Pengamat sosial dari Universitas Indonesia Devie Rahmawati menilai, ada dua hal yang harus dilihat di balik maraknya fenomena ini, yaitu motif dan tren meningkatnya ketidakpercayaan publik.
Menurut dia, kemunculan Keraton Agung Sejagat memiliki motif yang berbeda dibandingkan dengan tiga kerajaan fiktif lainnya. Kerajaan Agung Sejagat memiliki motif ekonomi sama seperti investasi bodong Memiles guna menggalang dana ilegal dari masyarakat.
“Ini yang berbahaya. Apalagi bila ini pidana, (ada unsur) kebohongan, ini tentu berbahaya. Ini sama saja dengan kasus Memiles yang memang kriminal,” kata Devie kepada Kompas.com, Jumat (24/1/2020).
Baca juga: Raja Keraton Agung Sejagat Masih Mengelak soal Motif Penarikan Uang ke Pengikutnya
Sedangkan, tiga kerajaan fiktif lainnya diduga muncul akibat menguatnya tren ketidakpercayaan publik terhadap sejumlah pihak, mulai dari pemerintah, media hingga atasan mereka di kantor.
Masyarakat cenderung percaya dengan hal-hal yang berbau konspiratif, spekulatif dan mistis untuk menjawab segala rasa penasaran mereka secara singkat.

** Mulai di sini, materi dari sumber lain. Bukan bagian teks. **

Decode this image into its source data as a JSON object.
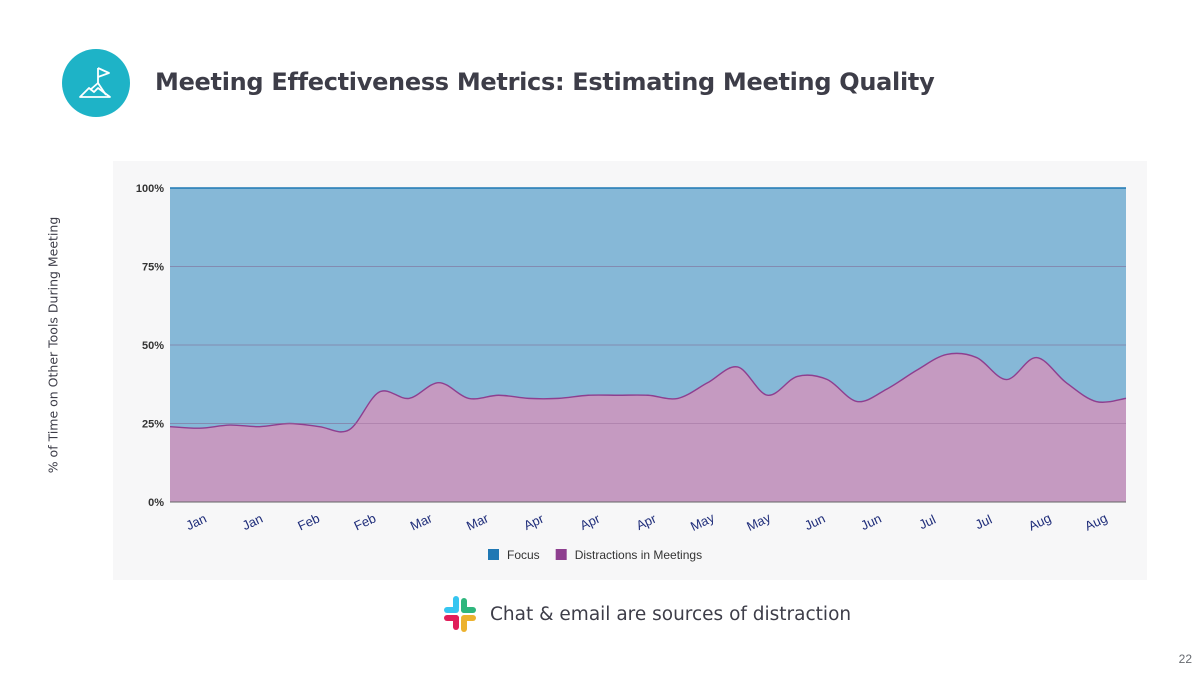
{
  "header": {
    "title": "Meeting Effectiveness Metrics: Estimating Meeting Quality",
    "logo_icon": "flag-on-mountain-icon"
  },
  "chart_data": {
    "type": "area",
    "stacked": true,
    "ylabel": "% of Time on Other Tools During Meeting",
    "ylim": [
      0,
      100
    ],
    "yticks": [
      "0%",
      "25%",
      "50%",
      "75%",
      "100%"
    ],
    "grid": true,
    "legend_position": "bottom",
    "x_tick_labels": [
      "Jan",
      "Jan",
      "Feb",
      "Feb",
      "Mar",
      "Mar",
      "Apr",
      "Apr",
      "Apr",
      "May",
      "May",
      "Jun",
      "Jun",
      "Jul",
      "Jul",
      "Aug",
      "Aug"
    ],
    "series": [
      {
        "name": "Focus",
        "color": "#1f78b4",
        "fill": "#86b8d7",
        "values": [
          76,
          76.5,
          75.5,
          76,
          75,
          76,
          77,
          65,
          67,
          62,
          67,
          66,
          67,
          67,
          66,
          66,
          66,
          67,
          62,
          57,
          66,
          60,
          61,
          68,
          64,
          58,
          53,
          54,
          61,
          54,
          62,
          68,
          67
        ]
      },
      {
        "name": "Distractions in Meetings",
        "color": "#8e3f8f",
        "fill": "#c59ac1",
        "values": [
          24,
          23.5,
          24.5,
          24,
          25,
          24,
          23,
          35,
          33,
          38,
          33,
          34,
          33,
          33,
          34,
          34,
          34,
          33,
          38,
          43,
          34,
          40,
          39,
          32,
          36,
          42,
          47,
          46,
          39,
          46,
          38,
          32,
          33
        ]
      }
    ]
  },
  "caption": {
    "text": "Chat & email are sources of distraction",
    "icon": "slack-logo-icon"
  },
  "page_number": "22"
}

Tren seperti ini, sebut dia, tidak hanya terjadi di Indonesia, tetapi hampir di seluruh dunia. Termasuk negara barat yang memiliki pola pikir serta kemampuan finansial yang lebih baik dibandingkan masyarakat Indonesia.

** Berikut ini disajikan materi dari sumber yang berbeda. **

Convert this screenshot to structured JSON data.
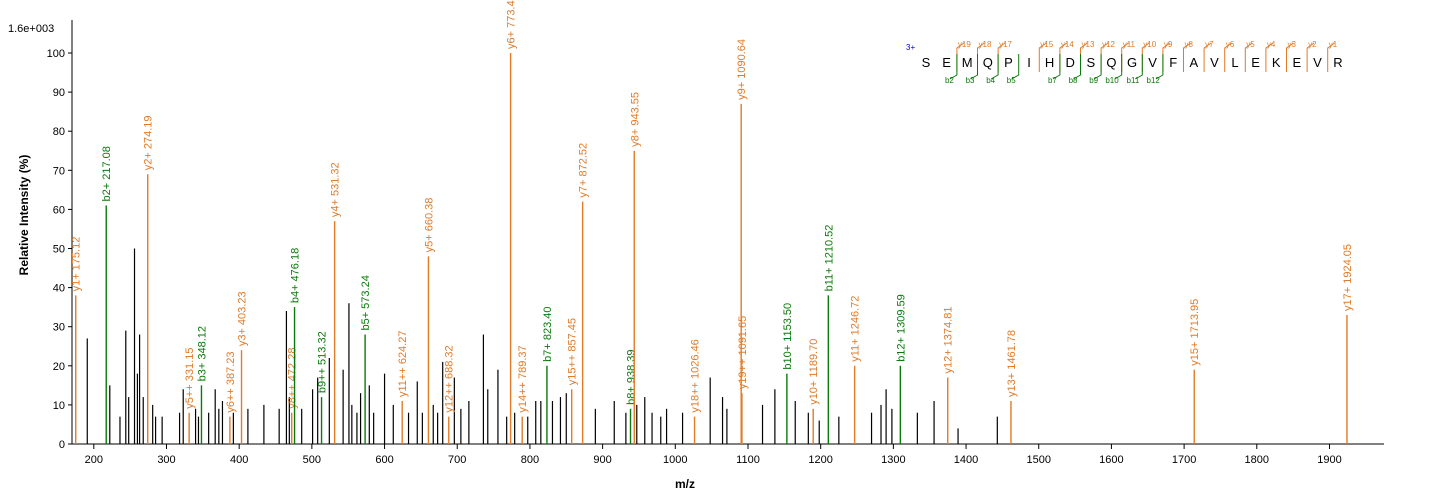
{
  "colors": {
    "y_ion": "#e07b28",
    "b_ion": "#0a7a0a",
    "unassigned": "#000000",
    "charge": "#0000cc"
  },
  "chart_data": {
    "type": "bar",
    "max_intensity_label": "1.6e+003",
    "xlabel": "m/z",
    "ylabel": "Relative  Intensity (%)",
    "xlim": [
      170,
      1975
    ],
    "ylim": [
      0,
      100
    ],
    "x_ticks": [
      200,
      300,
      400,
      500,
      600,
      700,
      800,
      900,
      1000,
      1100,
      1200,
      1300,
      1400,
      1500,
      1600,
      1700,
      1800,
      1900
    ],
    "y_ticks": [
      0,
      10,
      20,
      30,
      40,
      50,
      60,
      70,
      80,
      90,
      100
    ],
    "annotated_peaks": [
      {
        "label": "y1+ 175.12",
        "mz": 175.12,
        "intensity": 38,
        "ion": "y"
      },
      {
        "label": "b2+ 217.08",
        "mz": 217.08,
        "intensity": 61,
        "ion": "b"
      },
      {
        "label": "y2+ 274.19",
        "mz": 274.19,
        "intensity": 69,
        "ion": "y"
      },
      {
        "label": "y5++ 331.15",
        "mz": 331.15,
        "intensity": 8,
        "ion": "y"
      },
      {
        "label": "b3+ 348.12",
        "mz": 348.12,
        "intensity": 15,
        "ion": "b"
      },
      {
        "label": "y6++ 387.23",
        "mz": 387.23,
        "intensity": 7,
        "ion": "y"
      },
      {
        "label": "y3+ 403.23",
        "mz": 403.23,
        "intensity": 24,
        "ion": "y"
      },
      {
        "label": "y8++ 472.28",
        "mz": 472.28,
        "intensity": 8,
        "ion": "y"
      },
      {
        "label": "b4+ 476.18",
        "mz": 476.18,
        "intensity": 35,
        "ion": "b"
      },
      {
        "label": "b9++ 513.32",
        "mz": 513.32,
        "intensity": 12,
        "ion": "b"
      },
      {
        "label": "y4+ 531.32",
        "mz": 531.32,
        "intensity": 57,
        "ion": "y"
      },
      {
        "label": "b5+ 573.24",
        "mz": 573.24,
        "intensity": 28,
        "ion": "b"
      },
      {
        "label": "y11++ 624.27",
        "mz": 624.27,
        "intensity": 11,
        "ion": "y"
      },
      {
        "label": "y5+ 660.38",
        "mz": 660.38,
        "intensity": 48,
        "ion": "y"
      },
      {
        "label": "y12++ 688.32",
        "mz": 688.32,
        "intensity": 7,
        "ion": "y"
      },
      {
        "label": "y6+ 773.4",
        "mz": 773.4,
        "intensity": 100,
        "ion": "y"
      },
      {
        "label": "y14++ 789.37",
        "mz": 789.37,
        "intensity": 7,
        "ion": "y"
      },
      {
        "label": "b7+ 823.40",
        "mz": 823.4,
        "intensity": 20,
        "ion": "b"
      },
      {
        "label": "y15++ 857.45",
        "mz": 857.45,
        "intensity": 14,
        "ion": "y"
      },
      {
        "label": "y7+ 872.52",
        "mz": 872.52,
        "intensity": 62,
        "ion": "y"
      },
      {
        "label": "b8+ 938.39",
        "mz": 938.39,
        "intensity": 9,
        "ion": "b"
      },
      {
        "label": "y8+ 943.55",
        "mz": 943.55,
        "intensity": 75,
        "ion": "y"
      },
      {
        "label": "y18++ 1026.46",
        "mz": 1026.46,
        "intensity": 7,
        "ion": "y"
      },
      {
        "label": "y9+ 1090.64",
        "mz": 1090.64,
        "intensity": 87,
        "ion": "y"
      },
      {
        "label": "y19++ 1091.65",
        "mz": 1091.65,
        "intensity": 13,
        "ion": "y"
      },
      {
        "label": "b10+ 1153.50",
        "mz": 1153.5,
        "intensity": 18,
        "ion": "b"
      },
      {
        "label": "y10+ 1189.70",
        "mz": 1189.7,
        "intensity": 9,
        "ion": "y"
      },
      {
        "label": "b11+ 1210.52",
        "mz": 1210.52,
        "intensity": 38,
        "ion": "b"
      },
      {
        "label": "y11+ 1246.72",
        "mz": 1246.72,
        "intensity": 20,
        "ion": "y"
      },
      {
        "label": "b12+ 1309.59",
        "mz": 1309.59,
        "intensity": 20,
        "ion": "b"
      },
      {
        "label": "y12+ 1374.81",
        "mz": 1374.81,
        "intensity": 17,
        "ion": "y"
      },
      {
        "label": "y13+ 1461.78",
        "mz": 1461.78,
        "intensity": 11,
        "ion": "y"
      },
      {
        "label": "y15+ 1713.95",
        "mz": 1713.95,
        "intensity": 19,
        "ion": "y"
      },
      {
        "label": "y17+ 1924.05",
        "mz": 1924.05,
        "intensity": 33,
        "ion": "y"
      }
    ],
    "unassigned_peaks": [
      {
        "mz": 191,
        "intensity": 27
      },
      {
        "mz": 222,
        "intensity": 15
      },
      {
        "mz": 236,
        "intensity": 7
      },
      {
        "mz": 244,
        "intensity": 29
      },
      {
        "mz": 248,
        "intensity": 12
      },
      {
        "mz": 256,
        "intensity": 50
      },
      {
        "mz": 260,
        "intensity": 18
      },
      {
        "mz": 263,
        "intensity": 28
      },
      {
        "mz": 268,
        "intensity": 12
      },
      {
        "mz": 281,
        "intensity": 10
      },
      {
        "mz": 285,
        "intensity": 7
      },
      {
        "mz": 294,
        "intensity": 7
      },
      {
        "mz": 318,
        "intensity": 8
      },
      {
        "mz": 323,
        "intensity": 14
      },
      {
        "mz": 340,
        "intensity": 9
      },
      {
        "mz": 344,
        "intensity": 7
      },
      {
        "mz": 358,
        "intensity": 8
      },
      {
        "mz": 367,
        "intensity": 14
      },
      {
        "mz": 372,
        "intensity": 9
      },
      {
        "mz": 377,
        "intensity": 11
      },
      {
        "mz": 392,
        "intensity": 8
      },
      {
        "mz": 412,
        "intensity": 9
      },
      {
        "mz": 434,
        "intensity": 10
      },
      {
        "mz": 455,
        "intensity": 9
      },
      {
        "mz": 465,
        "intensity": 34
      },
      {
        "mz": 469,
        "intensity": 12
      },
      {
        "mz": 486,
        "intensity": 9
      },
      {
        "mz": 501,
        "intensity": 14
      },
      {
        "mz": 508,
        "intensity": 17
      },
      {
        "mz": 524,
        "intensity": 22
      },
      {
        "mz": 543,
        "intensity": 19
      },
      {
        "mz": 551,
        "intensity": 36
      },
      {
        "mz": 555,
        "intensity": 10
      },
      {
        "mz": 562,
        "intensity": 8
      },
      {
        "mz": 567,
        "intensity": 13
      },
      {
        "mz": 579,
        "intensity": 15
      },
      {
        "mz": 585,
        "intensity": 8
      },
      {
        "mz": 600,
        "intensity": 18
      },
      {
        "mz": 612,
        "intensity": 10
      },
      {
        "mz": 633,
        "intensity": 8
      },
      {
        "mz": 645,
        "intensity": 16
      },
      {
        "mz": 652,
        "intensity": 8
      },
      {
        "mz": 667,
        "intensity": 10
      },
      {
        "mz": 673,
        "intensity": 8
      },
      {
        "mz": 680,
        "intensity": 21
      },
      {
        "mz": 696,
        "intensity": 17
      },
      {
        "mz": 705,
        "intensity": 9
      },
      {
        "mz": 716,
        "intensity": 11
      },
      {
        "mz": 736,
        "intensity": 28
      },
      {
        "mz": 742,
        "intensity": 14
      },
      {
        "mz": 756,
        "intensity": 19
      },
      {
        "mz": 768,
        "intensity": 7
      },
      {
        "mz": 779,
        "intensity": 8
      },
      {
        "mz": 797,
        "intensity": 7
      },
      {
        "mz": 808,
        "intensity": 11
      },
      {
        "mz": 815,
        "intensity": 11
      },
      {
        "mz": 831,
        "intensity": 11
      },
      {
        "mz": 842,
        "intensity": 12
      },
      {
        "mz": 850,
        "intensity": 13
      },
      {
        "mz": 890,
        "intensity": 9
      },
      {
        "mz": 916,
        "intensity": 11
      },
      {
        "mz": 932,
        "intensity": 8
      },
      {
        "mz": 947,
        "intensity": 10
      },
      {
        "mz": 958,
        "intensity": 12
      },
      {
        "mz": 968,
        "intensity": 8
      },
      {
        "mz": 980,
        "intensity": 7
      },
      {
        "mz": 988,
        "intensity": 9
      },
      {
        "mz": 1010,
        "intensity": 8
      },
      {
        "mz": 1048,
        "intensity": 17
      },
      {
        "mz": 1065,
        "intensity": 12
      },
      {
        "mz": 1071,
        "intensity": 9
      },
      {
        "mz": 1120,
        "intensity": 10
      },
      {
        "mz": 1137,
        "intensity": 14
      },
      {
        "mz": 1165,
        "intensity": 11
      },
      {
        "mz": 1183,
        "intensity": 8
      },
      {
        "mz": 1198,
        "intensity": 6
      },
      {
        "mz": 1225,
        "intensity": 7
      },
      {
        "mz": 1270,
        "intensity": 8
      },
      {
        "mz": 1283,
        "intensity": 10
      },
      {
        "mz": 1290,
        "intensity": 14
      },
      {
        "mz": 1298,
        "intensity": 9
      },
      {
        "mz": 1333,
        "intensity": 8
      },
      {
        "mz": 1356,
        "intensity": 11
      },
      {
        "mz": 1389,
        "intensity": 4
      },
      {
        "mz": 1443,
        "intensity": 7
      }
    ],
    "sequence": {
      "charge": "3+",
      "residues": [
        "S",
        "E",
        "M",
        "Q",
        "P",
        "I",
        "H",
        "D",
        "S",
        "Q",
        "G",
        "V",
        "F",
        "A",
        "V",
        "L",
        "E",
        "K",
        "E",
        "V",
        "R"
      ],
      "y_ions": [
        {
          "after": 2,
          "label": "y19"
        },
        {
          "after": 3,
          "label": "y18"
        },
        {
          "after": 4,
          "label": "y17"
        },
        {
          "after": 6,
          "label": "y15"
        },
        {
          "after": 7,
          "label": "y14"
        },
        {
          "after": 8,
          "label": "y13"
        },
        {
          "after": 9,
          "label": "y12"
        },
        {
          "after": 10,
          "label": "y11"
        },
        {
          "after": 11,
          "label": "y10"
        },
        {
          "after": 12,
          "label": "y9"
        },
        {
          "after": 13,
          "label": "y8"
        },
        {
          "after": 14,
          "label": "y7"
        },
        {
          "after": 15,
          "label": "y6"
        },
        {
          "after": 16,
          "label": "y5"
        },
        {
          "after": 17,
          "label": "y4"
        },
        {
          "after": 18,
          "label": "y3"
        },
        {
          "after": 19,
          "label": "y2"
        },
        {
          "after": 20,
          "label": "y1"
        }
      ],
      "b_ions": [
        {
          "after": 2,
          "label": "b2"
        },
        {
          "after": 3,
          "label": "b3"
        },
        {
          "after": 4,
          "label": "b4"
        },
        {
          "after": 5,
          "label": "b5"
        },
        {
          "after": 7,
          "label": "b7"
        },
        {
          "after": 8,
          "label": "b8"
        },
        {
          "after": 9,
          "label": "b9"
        },
        {
          "after": 10,
          "label": "b10"
        },
        {
          "after": 11,
          "label": "b11"
        },
        {
          "after": 12,
          "label": "b12"
        }
      ]
    }
  }
}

“Penelitian Cambridge di sembilan negara selama enam tahun menunjukkan ternyata masyarakat barat sendiri, masyarakatnya juga semakin percaya dengan hal-hal yang sifatnya konspiratif, tidak rasional. Artinya, kita tidak bisa bilang bahwa masyarakat kita adalah bangsa atau masyarakat yang terbelakang,” kata dia.

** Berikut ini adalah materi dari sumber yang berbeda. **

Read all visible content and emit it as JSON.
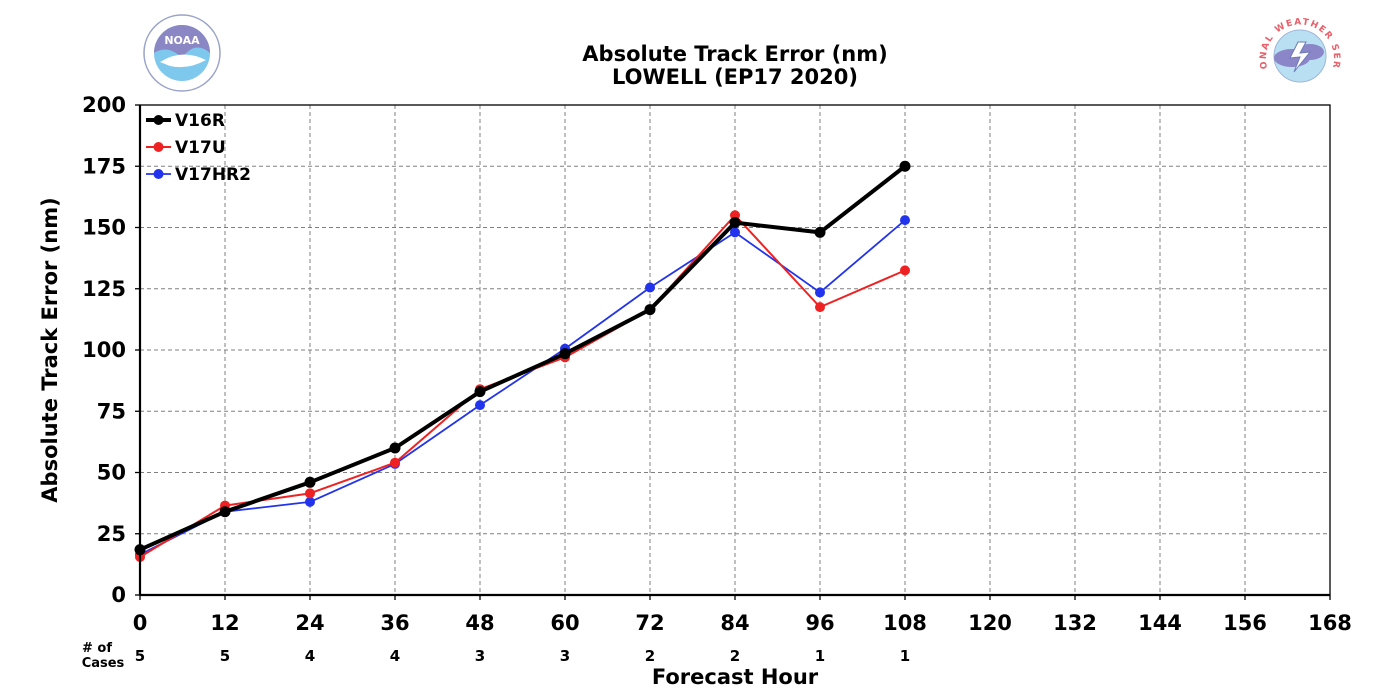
{
  "chart_data": {
    "type": "line",
    "title": "Absolute Track Error (nm)",
    "subtitle": "LOWELL (EP17 2020)",
    "xlabel": "Forecast Hour",
    "ylabel": "Absolute Track Error (nm)",
    "xlim": [
      0,
      168
    ],
    "ylim": [
      0,
      200
    ],
    "x_ticks": [
      0,
      12,
      24,
      36,
      48,
      60,
      72,
      84,
      96,
      108,
      120,
      132,
      144,
      156,
      168
    ],
    "y_ticks": [
      0,
      25,
      50,
      75,
      100,
      125,
      150,
      175,
      200
    ],
    "grid": true,
    "legend_position": "top-left",
    "cases_header": [
      "# of",
      "Cases"
    ],
    "cases": [
      {
        "x": 0,
        "n": "5"
      },
      {
        "x": 12,
        "n": "5"
      },
      {
        "x": 24,
        "n": "4"
      },
      {
        "x": 36,
        "n": "4"
      },
      {
        "x": 48,
        "n": "3"
      },
      {
        "x": 60,
        "n": "3"
      },
      {
        "x": 72,
        "n": "2"
      },
      {
        "x": 84,
        "n": "2"
      },
      {
        "x": 96,
        "n": "1"
      },
      {
        "x": 108,
        "n": "1"
      }
    ],
    "x": [
      0,
      12,
      24,
      36,
      48,
      60,
      72,
      84,
      96,
      108
    ],
    "series": [
      {
        "name": "V16R",
        "color": "#000000",
        "values": [
          18.5,
          34,
          46,
          60,
          83,
          98.5,
          116.5,
          152,
          148,
          175
        ]
      },
      {
        "name": "V17U",
        "color": "#ee2222",
        "values": [
          15.5,
          36.5,
          41.5,
          54,
          84,
          97,
          116.5,
          155,
          117.5,
          132.5
        ]
      },
      {
        "name": "V17HR2",
        "color": "#2233ee",
        "values": [
          16.5,
          34,
          38,
          53.5,
          77.5,
          100.5,
          125.5,
          148,
          123.5,
          153
        ]
      }
    ]
  },
  "logos": {
    "left": {
      "icon": "noaa-logo",
      "text": "NOAA"
    },
    "right": {
      "icon": "nws-logo",
      "text": "NATIONAL WEATHER SERVICE"
    }
  }
}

“Ini tidak ada hubungannya dengan latar belakang pendidikan, ekonomi, suku, agama dan ras. Tapi ini lebih terkait pada kondisi, satu, sosial politik masyarakat, dua, kemanusiaan masyarakat itu sendiri,” imbuh Devie.
Baca juga: Bertemu Sultan HB X, Puan Maharani Bahas Keraton Agung Sejagat dan Sunda Empire
Sebagai contoh, ketika kontestasi politik berlangsung pada 2017 lalu, munculnya dua kutub kekuatan menguatkan polarisasi di masyarakat.
Hal itu tidak terlepas dari derasnya arus informasi yang juga mengalir ke media sosial, sehingga mengakibatkan masyarakat menjadi kian bingung dalam memilah informasi.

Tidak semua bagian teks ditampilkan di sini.